Amazingly, the Saola were discovered by the Western civilisation only in 1992, but they’re already endangered, and their numbers are estimated to be below one thousand. They’re found only in Vietnam and Laos, near the border of the two countries. The reason for it’s late discovery is their elusiveness and cautiousness and the ability to move through the forest very quietly.
The Saola have a dark brown coat with a narrow black stripe which runs down the spine from the shoulders to the tail. There are white patches on the face, above eyes (representing eyebrows) and on the chin and lips. Their height at the shoulders is about 85 cm and they weigh around 90 kilograms. The most recognizable detail of these animals are their long horns with sharp ends, that can reach up to 50 cm in length and they’re found on both males and females.
A picture of a young Saola
The Saola usually live solitary lives, or sometimes spend their lives in pairs, swiftly and quietly moving through the subtropical forests and feeding on plants, leaves and herbs. Most knowledge about their lifestyle have been made observing a single Saola female in a zoo. Encountering a Saola in the wild happens very rare.
Not much is know about the mating of these mammals, but the gestation period is estimated to be about 33 weeks, judging by other similarly sized mammals, the age at which the Saola reach sexual maturity and their lifespan are unknown. The mating rituals of the Saola have not been observed, as there’s so few of these animals, but it’s suggested that their impressive horns are used in fights between males during the mating season.

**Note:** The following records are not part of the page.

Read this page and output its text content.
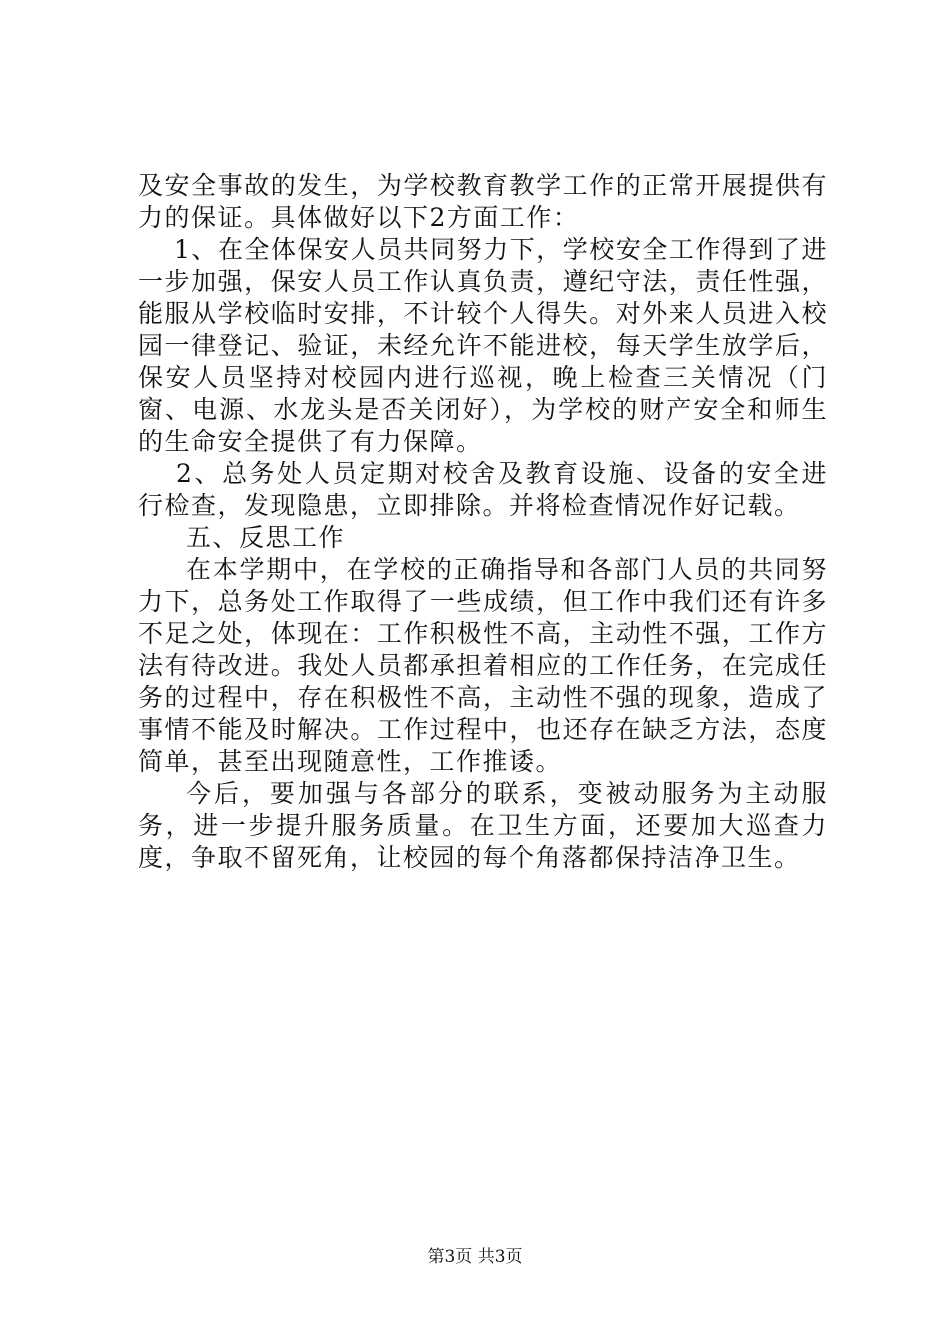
及安全事故的发生，为学校教育教学工作的正常开展提供有力的保证。具体做好以下2方面工作：

1、在全体保安人员共同努力下，学校安全工作得到了进一步加强，保安人员工作认真负责，遵纪守法，责任性强，能服从学校临时安排，不计较个人得失。对外来人员进入校园一律登记、验证，未经允许不能进校，每天学生放学后，保安人员坚持对校园内进行巡视，晚上检查三关情况（门窗、电源、水龙头是否关闭好），为学校的财产安全和师生的生命安全提供了有力保障。

2、总务处人员定期对校舍及教育设施、设备的安全进行检查，发现隐患，立即排除。并将检查情况作好记载。

五、反思工作

在本学期中，在学校的正确指导和各部门人员的共同努力下，总务处工作取得了一些成绩，但工作中我们还有许多不足之处，体现在：工作积极性不高，主动性不强，工作方法有待改进。我处人员都承担着相应的工作任务，在完成任务的过程中，存在积极性不高，主动性不强的现象，造成了事情不能及时解决。工作过程中，也还存在缺乏方法，态度简单，甚至出现随意性，工作推诿。

今后，要加强与各部分的联系，变被动服务为主动服务，进一步提升服务质量。在卫生方面，还要加大巡查力度，争取不留死角，让校园的每个角落都保持洁净卫生。

第3页 共3页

The population of Saola seems to be in great danger, mostly because of the hunting pressure, that thins the already low number of these animals. Only 18 years after being introduced to the Western society, the Saola are on the brink of extinction.
A stamp portraying a Saola
Actions are being taken to conserve these peaceful forest mammals, as they’re a unique species, that have no physically similar animals. WWF is helping the government of Vietnam develop a plan for conserving the Saola, as well as plans are being made for breeding the Saola in zoos, in order to increase their number. This might prove to be difficult, as so few of them are alive, that catching them might be near impossible. Another fact is that the Saola don’t seem to be suited to living in captivity – in 2008, thirteen Saola were captured, but none of them survived for more than 5 months.
In order to preserve these majestic creatures, poachers must be more severely controlled in Vietnam and Laos, because as of now, the number of Saola in the wild is still decreasing, as many natives use their meat in diets. Hopefully, in the nearest years, appropriate actions will be taken and the future of Saola will look brighter than now.